Christopher Wylie : « On risque de créer un placard numérique pour tout le monde »
Christopher Wylie est data scientist et lanceur d'alerte suite au scandale Cambridge Analytica. Il est l'auteur de « Mindfuck : le complot Cambridge Analytica pour s'emparer de nos cerveaux ». Il a répondu aux questions de Komitid.
Des phrases qui marquent, un discours résolument queer et un style hors norme. Christopher Wylie, 31 ans, est devenu depuis 2018 le visage de la révélation du scandale Cambridge Analytica (CA), une entreprise anglaise accusée d’avoir utilisé les données de dizaines de millions d’Américains pour favoriser l’élection de Donald Trump en 2016.
De 2013 à 2014, le data-scientist y officie comme directeur de la recherche. En 2018, il devient lanceur d’alerte et fournit au Guardian et au New York Times de nombreuses informations sur son ancienne entreprise. Il multiplie depuis les prises de parole pour dénoncer et informer sur les enjeux des données aujourd’hui. Pour Komitid, il revient sur son expérience au sein de l’entreprise et surtout sur les enjeux queers soulevés par le scandale CA, enjeux qu’il évoque dans son livre Mindfuck : le complot Cambridge Analytica pour s'emparer de nos cerveaux, un ouvrage paru en mars dernier chez Grasset.
Komitid : Avant de rejoindre Cambridge Analytica, vous avez d’abord travaillé pour le Parti libéral Canadien et les libéraux-démocrates anglais, deux formations classées à gauche. Vous revendiquez par ailleurs votre identité gay. Comment vous êtes vous retrouvé à travailler pour une entreprise au service de l’extrême droite américaine ?
Christopher Wylie : Quand je rejoins Cambridge Analytica en 2014, elle n’est pas l’entreprise que tout le monde connaît aujourd’hui. Elle a l’air d’un sous-traitant de l’armée anglaise.
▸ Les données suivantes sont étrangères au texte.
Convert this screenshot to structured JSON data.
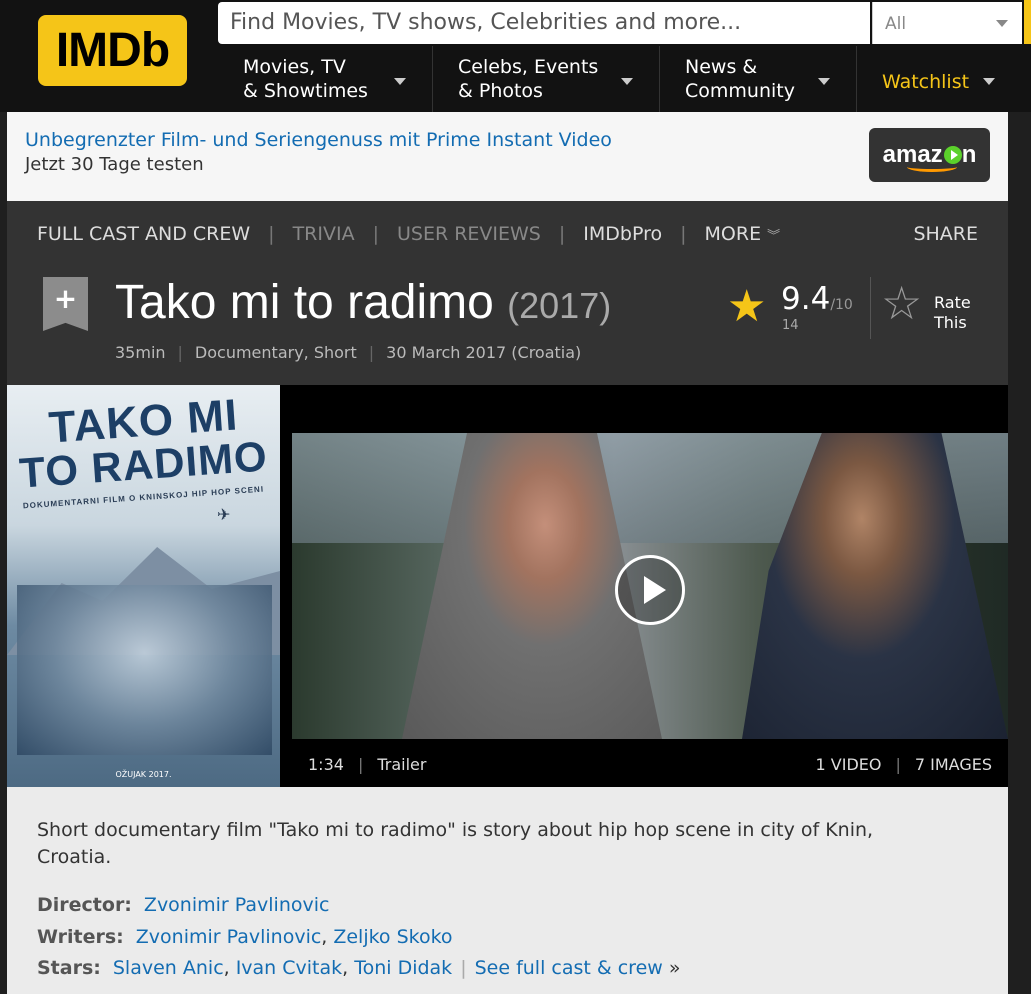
{
  "header": {
    "logo_text": "IMDb",
    "search_placeholder": "Find Movies, TV shows, Celebrities and more...",
    "search_filter": "All",
    "nav": [
      {
        "line1": "Movies, TV",
        "line2": "& Showtimes"
      },
      {
        "line1": "Celebs, Events",
        "line2": "& Photos"
      },
      {
        "line1": "News &",
        "line2": "Community"
      }
    ],
    "watchlist_label": "Watchlist",
    "accent_color": "#f5c518"
  },
  "promo": {
    "headline": "Unbegrenzter Film- und Seriengenuss mit Prime Instant Video",
    "subline": "Jetzt 30 Tage testen",
    "sponsor": "amazon"
  },
  "subnav": {
    "items": [
      "FULL CAST AND CREW",
      "TRIVIA",
      "USER REVIEWS",
      "IMDbPro",
      "MORE"
    ],
    "share_label": "SHARE"
  },
  "title": {
    "name": "Tako mi to radimo",
    "year": "(2017)",
    "runtime": "35min",
    "genres": "Documentary, Short",
    "release": "30 March 2017 (Croatia)",
    "rating_value": "9.4",
    "rating_scale": "/10",
    "rating_count": "14",
    "rate_label_1": "Rate",
    "rate_label_2": "This"
  },
  "poster": {
    "title_line1": "TAKO MI",
    "title_line2": "TO RADIMO",
    "tagline": "DOKUMENTARNI FILM O KNINSKOJ HIP HOP SCENI",
    "date": "OŽUJAK 2017."
  },
  "video": {
    "duration": "1:34",
    "kind": "Trailer",
    "videos_count": "1 VIDEO",
    "images_count": "7 IMAGES"
  },
  "summary": {
    "plot": "Short documentary film \"Tako mi to radimo\" is story about hip hop scene in city of Knin, Croatia.",
    "director_label": "Director:",
    "director": "Zvonimir Pavlinovic",
    "writers_label": "Writers:",
    "writers": [
      "Zvonimir Pavlinovic",
      "Zeljko Skoko"
    ],
    "stars_label": "Stars:",
    "stars": [
      "Slaven Anic",
      "Ivan Cvitak",
      "Toni Didak"
    ],
    "full_cast_link": "See full cast & crew"
  }
}
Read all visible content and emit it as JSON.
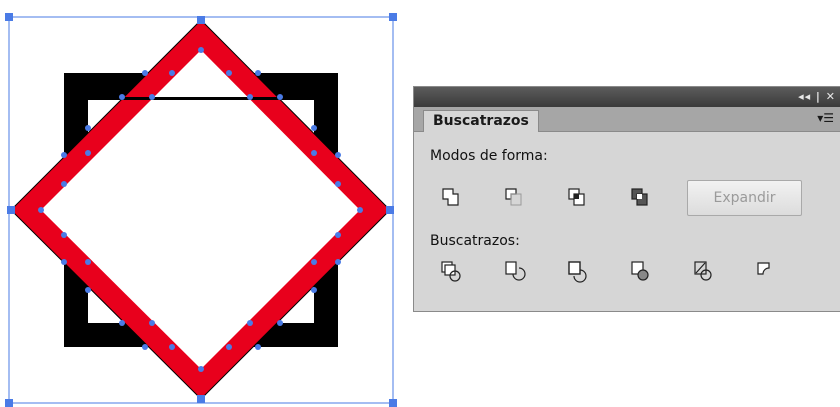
{
  "panel": {
    "title_controls": "◂◂ | ✕",
    "tab_label": "Buscatrazos",
    "menu_icon": "panel-menu-icon",
    "shape_modes": {
      "label": "Modos de forma:",
      "buttons": [
        {
          "name": "unite-icon"
        },
        {
          "name": "minus-front-icon"
        },
        {
          "name": "intersect-icon"
        },
        {
          "name": "exclude-icon"
        }
      ],
      "expand_label": "Expandir"
    },
    "pathfinders": {
      "label": "Buscatrazos:",
      "buttons": [
        {
          "name": "divide-icon"
        },
        {
          "name": "trim-icon"
        },
        {
          "name": "merge-icon"
        },
        {
          "name": "crop-icon"
        },
        {
          "name": "outline-icon"
        },
        {
          "name": "minus-back-icon"
        }
      ]
    }
  },
  "colors": {
    "selection": "#4a7be6",
    "square_stroke": "#000000",
    "diamond_stroke": "#e8001c",
    "panel_bg": "#d6d6d6"
  }
}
Notre client principal était le ministère de la Défense et nos autres partenariats ne me semblaient ni étranges, ni douteux.
Ma mission portait sur la radicalisation. Je devais identifier les profils susceptibles d’être influencés par la propagande terroriste pour développer des outils de contre-propagande. Ce travail, le fait que nous combattions une idéologie homophobe me donnait l’impression de combattre dans le camp du bien, de défendre les valeurs de la démocratie. J’étais aussi, très probablement, aveuglé par la puissance de l’outil que nous développions.
Ce n’est que plus tard, quand l’entreprise a été rachetée et reprise en main par Robert Mercer, un milliardaire conservateur américain et Steve Bannon (figure de d’extrême-droite Américaine, il devient en 2016 directeur exécutif de la campagne de Donald Trump, ndlr) que nos recherches ont été utilisées sur des citoyens américains, non pas pour les empêcher de se radicaliser mais, pour les faire adhérer aux idées de l’alt-right.